Ich habe ihn zwar mit Sympathie, aber auch zu spät erst bemerkt und gelesen und keinen Punkt mehr gefunden, an dem ich mich hätte "einmischen" können. Andrerseits finde ich die Idee von Henryk schon "lustig mit ernsthaftem Hintergrund".

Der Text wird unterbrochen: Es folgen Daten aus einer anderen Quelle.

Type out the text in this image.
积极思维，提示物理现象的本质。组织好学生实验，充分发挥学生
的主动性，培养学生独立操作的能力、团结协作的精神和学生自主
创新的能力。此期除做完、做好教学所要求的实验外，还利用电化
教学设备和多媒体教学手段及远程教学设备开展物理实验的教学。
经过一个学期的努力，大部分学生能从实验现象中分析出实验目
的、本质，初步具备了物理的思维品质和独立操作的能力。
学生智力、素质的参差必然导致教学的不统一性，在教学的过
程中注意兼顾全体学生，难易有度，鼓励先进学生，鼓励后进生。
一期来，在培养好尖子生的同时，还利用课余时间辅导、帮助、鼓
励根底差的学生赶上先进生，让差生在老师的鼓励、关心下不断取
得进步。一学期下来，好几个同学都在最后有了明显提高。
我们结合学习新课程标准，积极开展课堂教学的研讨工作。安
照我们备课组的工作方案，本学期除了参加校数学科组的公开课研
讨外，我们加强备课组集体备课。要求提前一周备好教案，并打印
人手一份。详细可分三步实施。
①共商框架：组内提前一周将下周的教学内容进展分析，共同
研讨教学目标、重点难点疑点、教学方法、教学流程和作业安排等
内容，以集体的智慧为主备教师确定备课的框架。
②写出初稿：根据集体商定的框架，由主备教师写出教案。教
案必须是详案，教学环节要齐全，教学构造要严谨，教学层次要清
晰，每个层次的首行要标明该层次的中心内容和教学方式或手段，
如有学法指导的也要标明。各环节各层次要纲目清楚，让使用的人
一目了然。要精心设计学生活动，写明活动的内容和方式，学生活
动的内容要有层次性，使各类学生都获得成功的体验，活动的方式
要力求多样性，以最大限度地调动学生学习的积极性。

Lieber mache ich diesen neuen auf, um diejenigen einzuladen, die einfach nur mal Lust haben, sich zu erinnern, was sie Anfang Juni 1995 gemacht haben, und mal dazu zu ermuntern, dass mal ein paar Geschichten aufgetischt werden, wann und wie _ihr_ zum Web kamt, welche Gedanken, Vorstellungen, Erwartungen ihr damit verknuepft habt

Hm. Anfang 1995 habe ich klopfenden Herzens eine ISDN-Leitung bestellt und bekommen. Dann brauchte ich unbedingt noch ein Modem oder so ein Dings, von dem ich auch nicht recht wußte, wozu es gut sein könnte. Das "Dings" war dann erstmal ein an den parallelen port meines 486er Rechners anzuschließender grauer kleiner Kasten. Ich hab ihn konkret im Februar 1995, zu meinem 43. Geburtstag, angestöpselt  -  und bekam prompt gar nichts zu sehen. Das fand ich ziemlich doof, verbuchte das Ganze unter "Fehlinvestition" und ließ es bleiben.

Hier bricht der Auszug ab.